Silicon Valley is the epicenter of tech entrepreneurship for good reason – far-sighted founders established a new model of finance, venture capital, that suited the innovative spirit of technology and entrepreneurs. They have capitalized on their initial successes by inventing new models of finance: angels, super-angels, microVC, etc.; all fueled by the wealth released by the sale of pioneering companies via IPOs and acquisitions. The capital generated is re-invested into the next generation of ground-breaking companies, which, like a well-stoked furnace, gets hotter and hotter.
Brilliant ideas and motivated founders exist everywhere, but the capital infrastructure that supports those founders is very shaky in all but a few places outside of the Valley, namely New York, Tel Aviv, Los Angeles and increasingly places like Austin and Boulder. Success feeds off itself, therefore the lack of strong company exits that produce angel investors and the dearth of early stage tech-focused risk capital – in places like Mexico City, Santiago, São Paulo, Buenos Aires and Bogotá – means promising companies are starved of capital when it is most necessary.
This is not to say there is nothing there. The governments of Chile, Colombia, Brazil, Mexico and the City of Buenos Aires are pursuing innovative capital programs to encourage founders. Private sector actors like NXTP Labs, 500 Startups, 21212, Wayra and others are investing at the incubator stage and in some follow-on financing. But without the next stage of capital – Series Seed or pre-Series A rounds – graduated companies are in danger of withering on the vine.
I believe the solution involves all players in the ecosystem. First, big actors like governments need to start encouraging funds to invest at the right capital stage – namely post-accelerator in the US$200,000-US$750,000 range. This would provide runway for these companies to generate revenue, enable cross-region growth and become attractive to local Series A level players like KaszeK Ventures, Alta Ventures, Inversur and others. Chile is adapting its CORFO funds to do just that, adding administrative grants to allow funds to invest without high management fees.
Second, accelerator programs and entrepreneurs themselves need to start focusing on revenue at the early stage rather than focusing on Silicon Valley style growth. Longer acceleration times are necessary to provide space for those companies to build the muscle necessary to survive.
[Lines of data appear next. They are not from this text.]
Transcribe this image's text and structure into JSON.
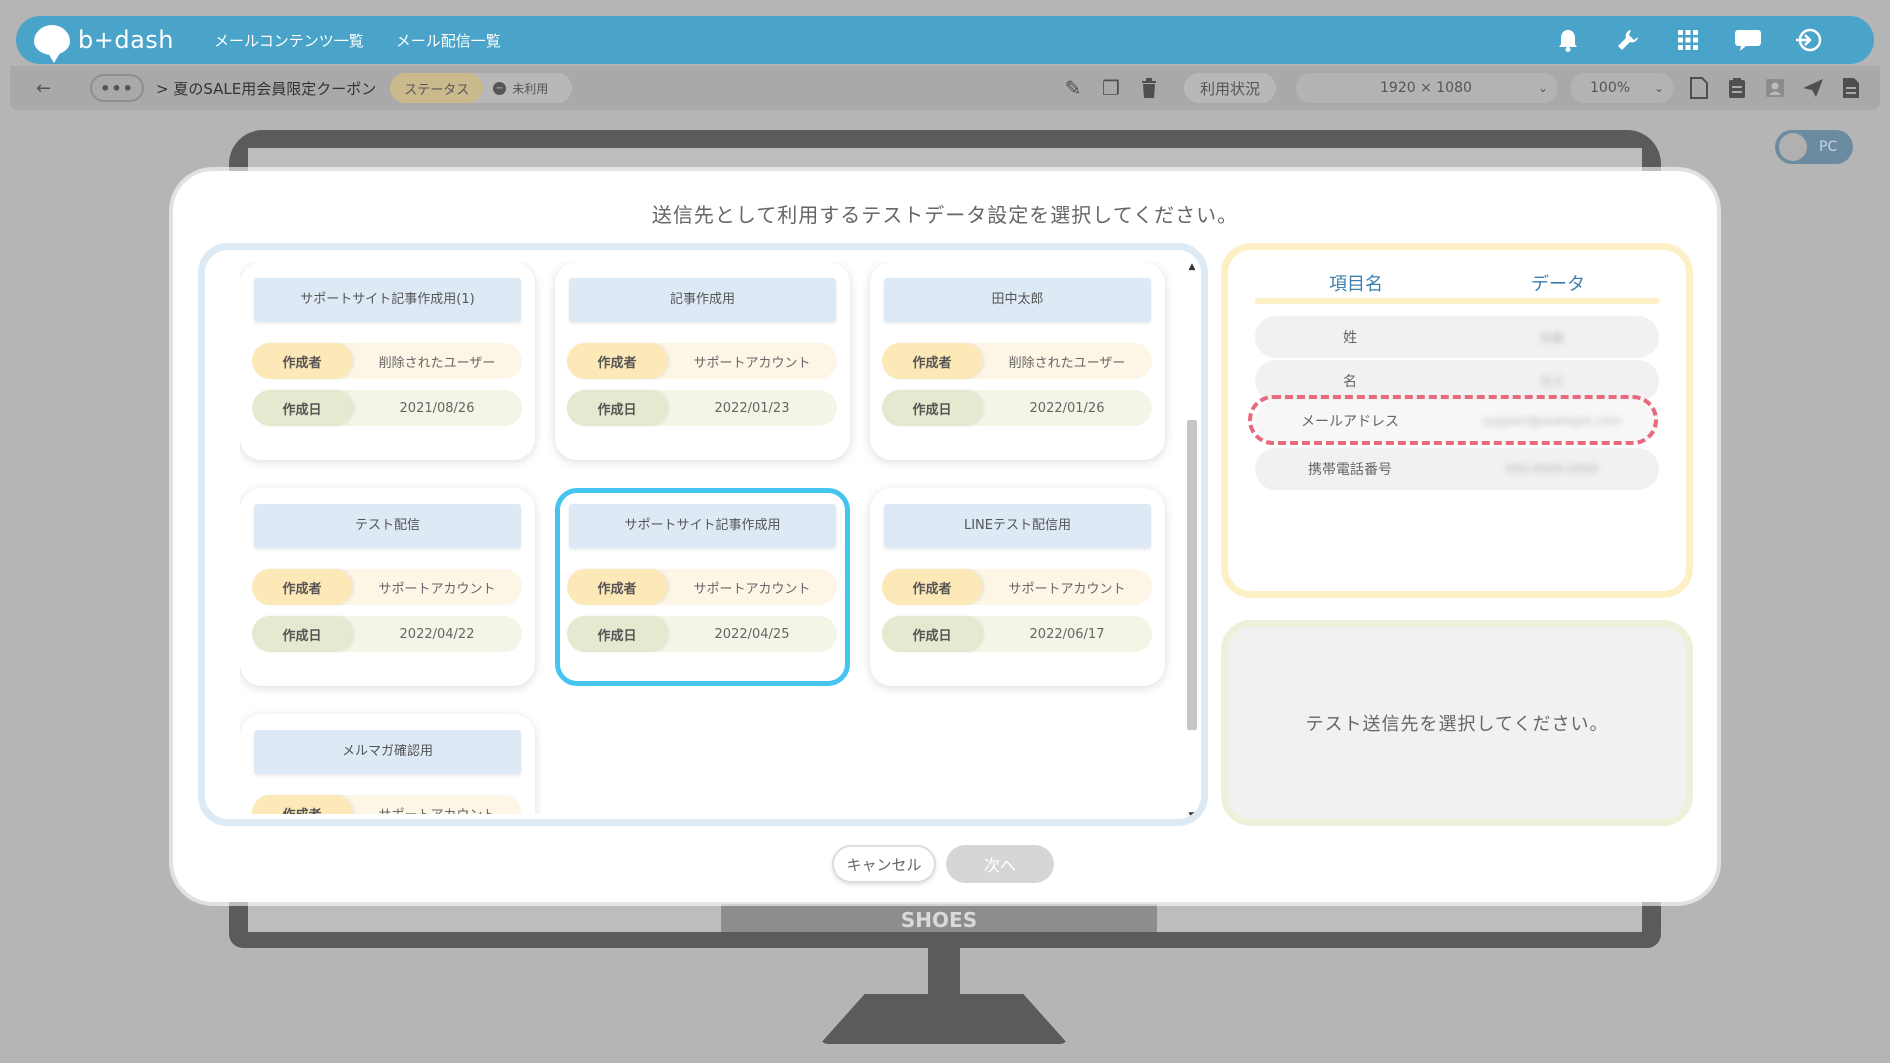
{
  "header": {
    "logo_text": "b+dash",
    "nav": [
      "メールコンテンツ一覧",
      "メール配信一覧"
    ],
    "icons": [
      "bell-icon",
      "wrench-icon",
      "grid-icon",
      "chat-icon",
      "logout-icon"
    ]
  },
  "toolbar": {
    "back_icon": "←",
    "more_label": "•••",
    "breadcrumb": "> 夏のSALE用会員限定クーポン",
    "status_label": "ステータス",
    "status_value": "未利用",
    "usage_label": "利用状況",
    "resolution": "1920 × 1080",
    "zoom": "100%"
  },
  "preview": {
    "device_label": "PC",
    "banner_text": "SHOES"
  },
  "modal": {
    "title": "送信先として利用するテストデータ設定を選択してください。",
    "author_label": "作成者",
    "date_label": "作成日",
    "cards": [
      {
        "title": "サポートサイト記事作成用(1)",
        "author": "削除されたユーザー",
        "date": "2021/08/26"
      },
      {
        "title": "記事作成用",
        "author": "サポートアカウント",
        "date": "2022/01/23"
      },
      {
        "title": "田中太郎",
        "author": "削除されたユーザー",
        "date": "2022/01/26"
      },
      {
        "title": "テスト配信",
        "author": "サポートアカウント",
        "date": "2022/04/22"
      },
      {
        "title": "サポートサイト記事作成用",
        "author": "サポートアカウント",
        "date": "2022/04/25",
        "selected": true
      },
      {
        "title": "LINEテスト配信用",
        "author": "サポートアカウント",
        "date": "2022/06/17"
      },
      {
        "title": "メルマガ確認用",
        "author": "サポートアカウント",
        "date": ""
      }
    ],
    "data_table": {
      "col_name": "項目名",
      "col_data": "データ",
      "rows": [
        {
          "name": "姓",
          "value": "佐藤"
        },
        {
          "name": "名",
          "value": "花子"
        },
        {
          "name": "メールアドレス",
          "value": "support@example.com"
        },
        {
          "name": "携帯電話番号",
          "value": "090-0000-0000"
        }
      ]
    },
    "message": "テスト送信先を選択してください。",
    "cancel_label": "キャンセル",
    "next_label": "次へ"
  }
}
Focusing on regional growth in multiple markets is also important to overcome the small market disadvantages of most Latin American countries.
Finally, entrepreneurs and investors need to think about exits, and how that will shape the products they are developing. Latin America has real advantages in mining, agriculture, biotech, health and beauty, fashion and hardware production. Focusing on these advantages will overcome the prejudices later stage US investors and potential acquirers have about non-American companies, and enable more, larger and more consistent exits. Exits mean angels, and with a strong pool of angels Latin America can start to develop a full-blooded investment ecosystem, and fuel the furnace of growth.
Derek Footer is the Managing Partner of Origo Ventures, a fund focused on early stage technology companies throughout the Latin American region, and the CEO of HardTech Labs, a firm focused on building hardware and biotech ecosystems in the San Diego/Baja region.